La détection rapide et précise des infections sanguines est cruciale pour une prise en charge efficace. Les hémocultures, analyses permettant d’identifier la présence de bactéries ou de champignons dans le sang, jouent un rôle déterminant dans le diagnostic et le traitement de ces infections potentiellement graves.
Les médecins ont recours aux hémocultures lorsque des infections systémiques sont suspectées, notamment en présence de symptômes tels qu’une forte fièvre, un rythme cardiaque accéléré, une pression artérielle basse, une confusion ou des difficultés respiratoires. Ces signes peuvent indiquer une septicémie, une urgence médicale nécessitant une intervention rapide.
Plusieurs situations cliniques justifient la réalisation d’une hémoculture. Outre la suspicion de septicémie, on les pratique en cas d’endocardite (infection des valves cardiaques), de fièvre inexpliquée, en particulier chez les patients immunodéprimés, de pneumonie sévère ou ne répondant pas aux traitements initiaux, d’infections liées à des cathéters centraux, ou encore de méningite.
La procédure consiste à prélever plusieurs échantillons de sang sur différents sites de ponction veineuse, généralement à 20 ou 30 minutes d’intervalle. Pour les adultes, environ 10 ml de sang sont collectés par flacon de culture, en utilisant des milieux adaptés à la croissance de différents micro-organismes. Il est essentiel d’informer l’équipe médicale de tout traitement antibiotique en cours, car cela peut influencer les résultats.

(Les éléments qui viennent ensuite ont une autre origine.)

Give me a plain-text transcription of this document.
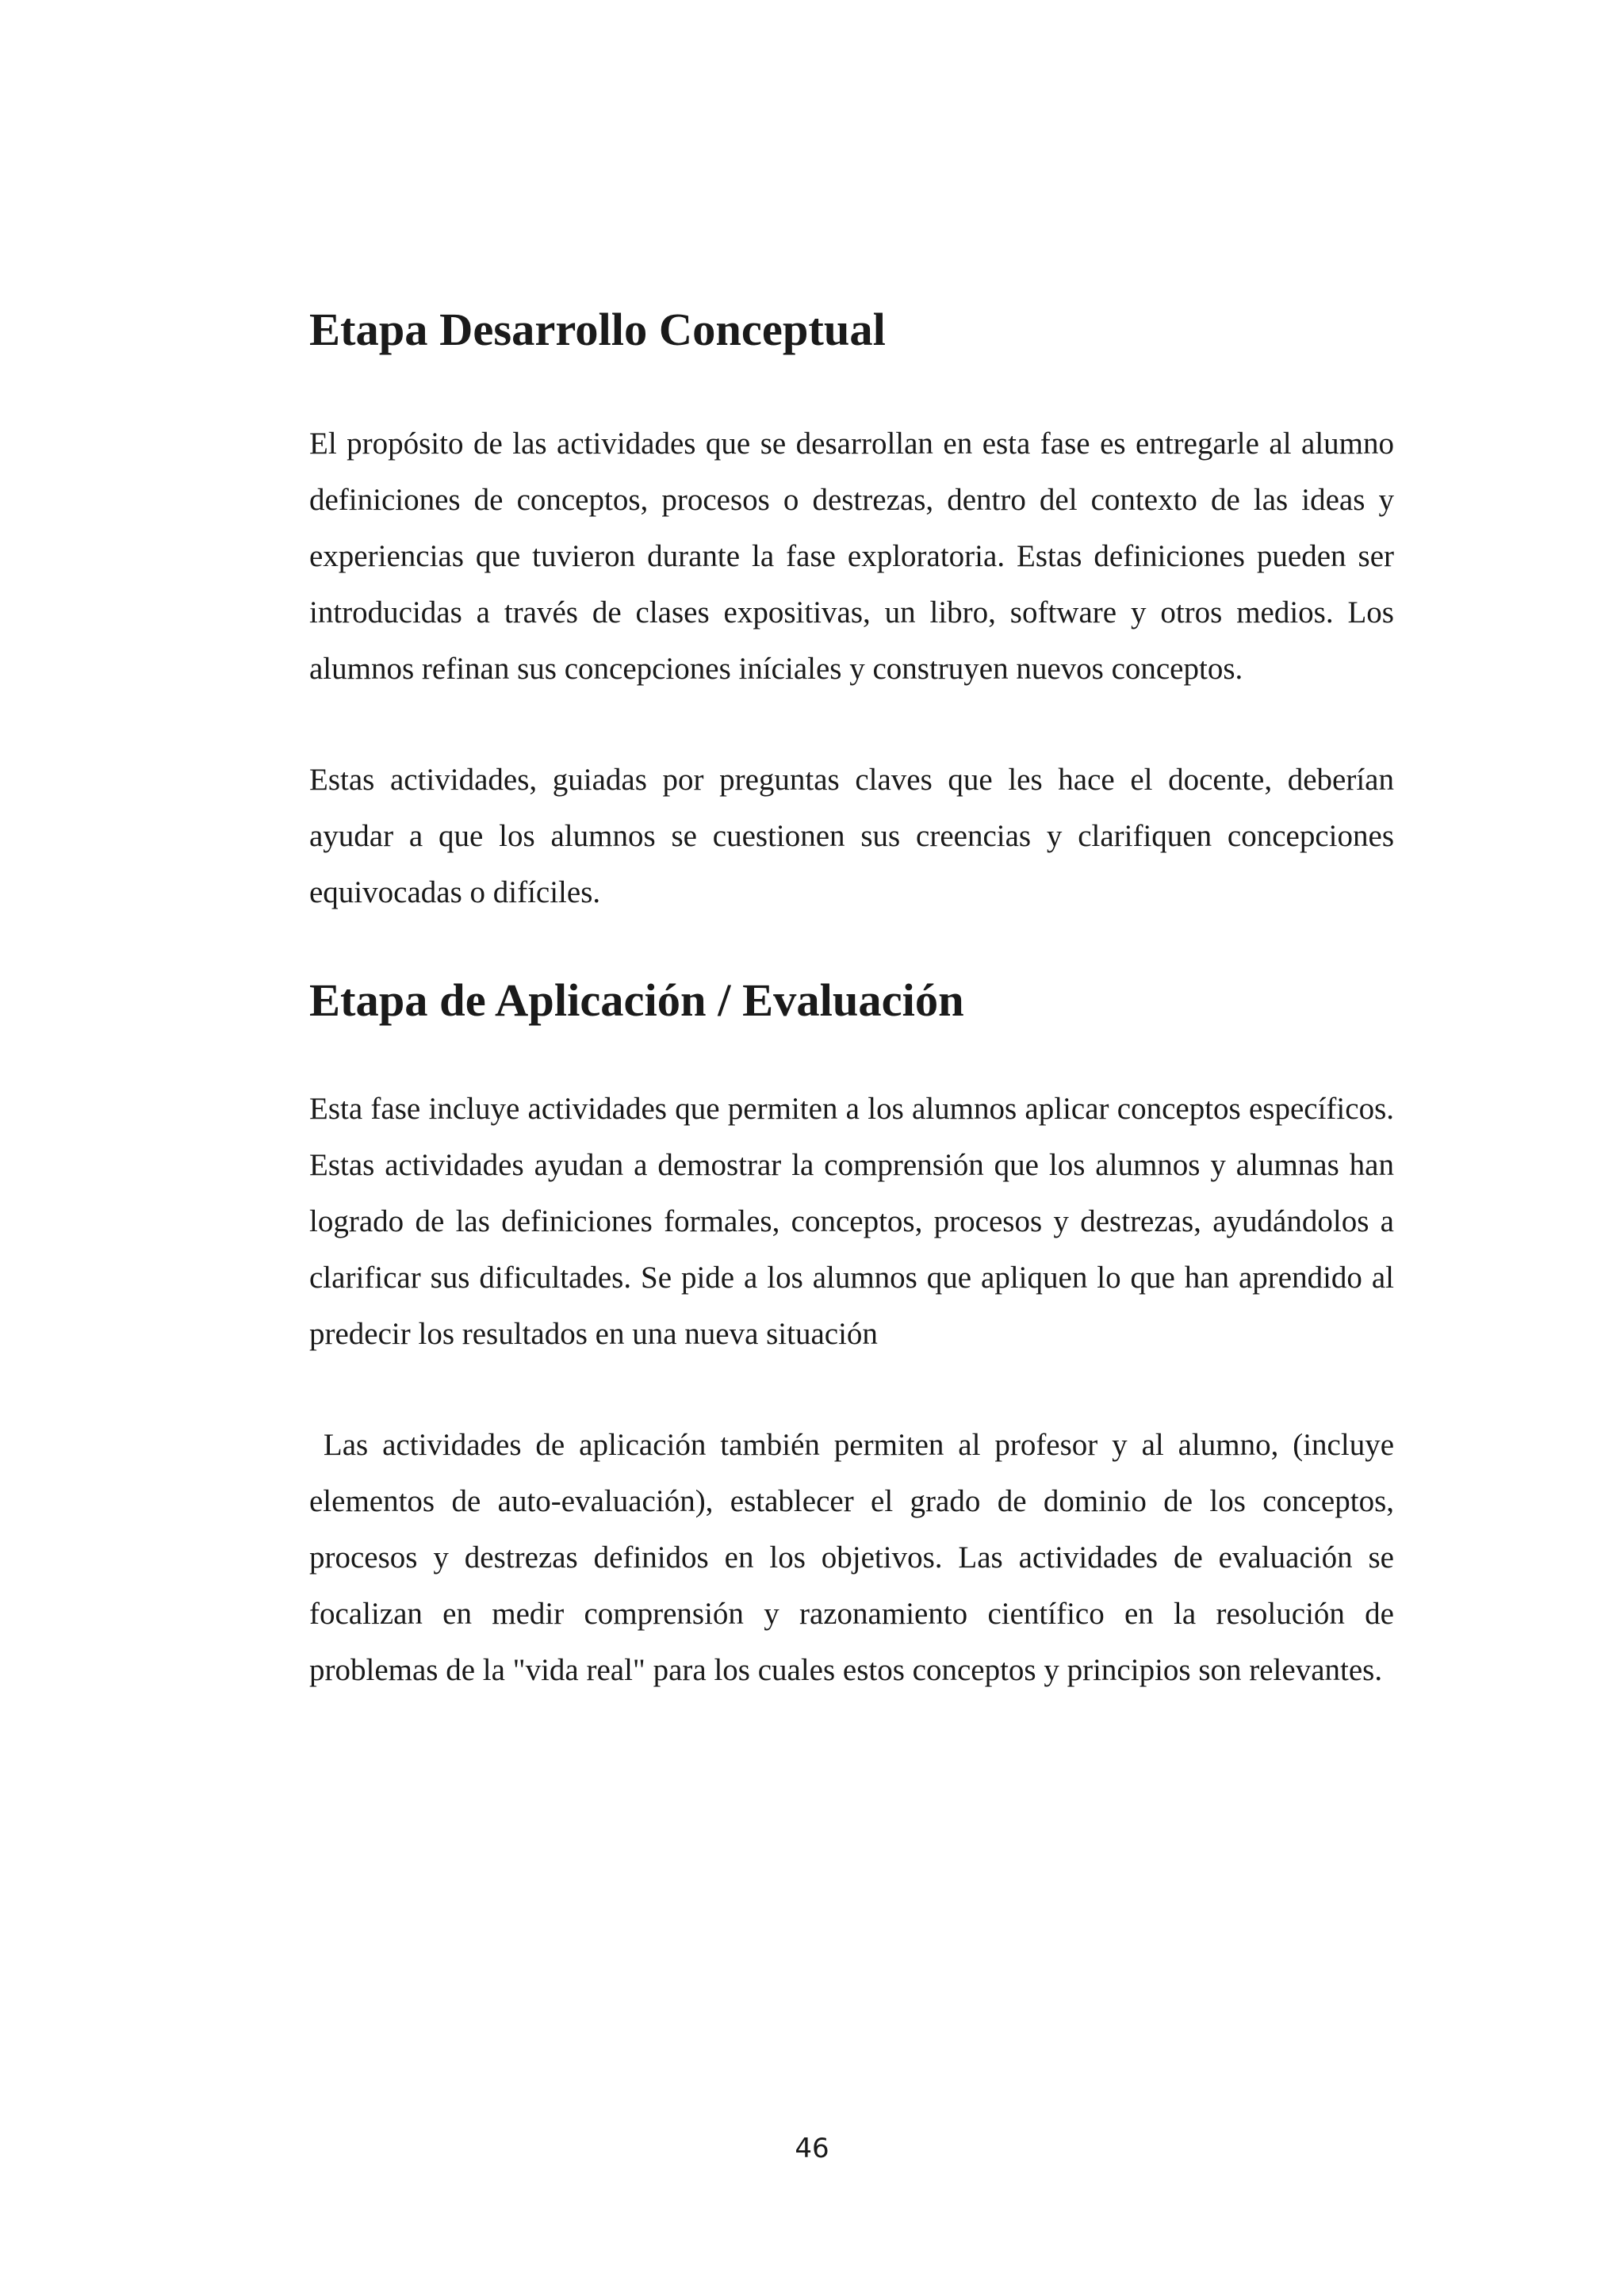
Etapa Desarrollo Conceptual

El propósito de las actividades que se desarrollan en esta fase es entregarle al alumno definiciones de conceptos, procesos o destrezas, dentro del contexto de las ideas y experiencias que tuvieron durante la fase exploratoria. Estas definiciones pueden ser introducidas a través de clases expositivas, un libro, software y otros medios. Los alumnos refinan sus concepciones iníciales y construyen nuevos conceptos.

Estas actividades, guiadas por preguntas claves que les hace el docente, deberían ayudar a que los alumnos se cuestionen sus creencias y clarifiquen concepciones equivocadas o difíciles.

Etapa de Aplicación / Evaluación

Esta fase incluye actividades que permiten a los alumnos aplicar conceptos específicos. Estas actividades ayudan a demostrar la comprensión que los alumnos y alumnas han logrado de las definiciones formales, conceptos, procesos y destrezas, ayudándolos a clarificar sus dificultades. Se pide a los alumnos que apliquen lo que han aprendido al predecir los resultados en una nueva situación

Las actividades de aplicación también permiten al profesor y al alumno, (incluye elementos de auto-evaluación), establecer el grado de dominio de los conceptos, procesos y destrezas definidos en los objetivos. Las actividades de evaluación se focalizan en medir comprensión y razonamiento científico en la resolución de problemas de la "vida real" para los cuales estos conceptos y principios son relevantes.

46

En laboratoire, les échantillons sont placés dans des incubateurs spécialisés qui surveillent en continu la croissance microbienne. Des instruments automatisés analysent les flacons pour détecter des variations de CO₂, de pH ou de pression, signes d’activité microbienne. Si une croissance est détectée, une coloration de Gram et un examen microscopique permettent d’identifier préliminairement l’agent pathogène.
Des analyses complémentaires, telles que des tests biochimiques, la spectrométrie de masse MALDI-TOF et le diagnostic moléculaire, sont ensuite réalisées pour une identification précise. Des tests de sensibilité aux antimicrobiens déterminent les antibiotiques les plus efficaces pour traiter l’infection.
Un résultat positif permet aux médecins d’ajuster le traitement en fonction du micro-organisme identifié et de sa sensibilité aux antibiotiques, en privilégiant une approche ciblée pour limiter les effets secondaires et la résistance aux antimicrobiens. Dans les cas graves, le retrait de dispositifs infectés ou le drainage d’abcès peuvent être nécessaires.
Un résultat négatif ne signifie pas nécessairement l’absence d’infection. Il peut être dû à une antibiothérapie préalable, à la présence d’organismes exigeants des conditions de croissance spécifiques, à une infection virale ou fongique, ou à une cause non infectieuse de fièvre. Dans ces situations, des examens complémentaires, des méthodes de culture alternatives ou une nouvelle hémoculture peuvent être envisagés.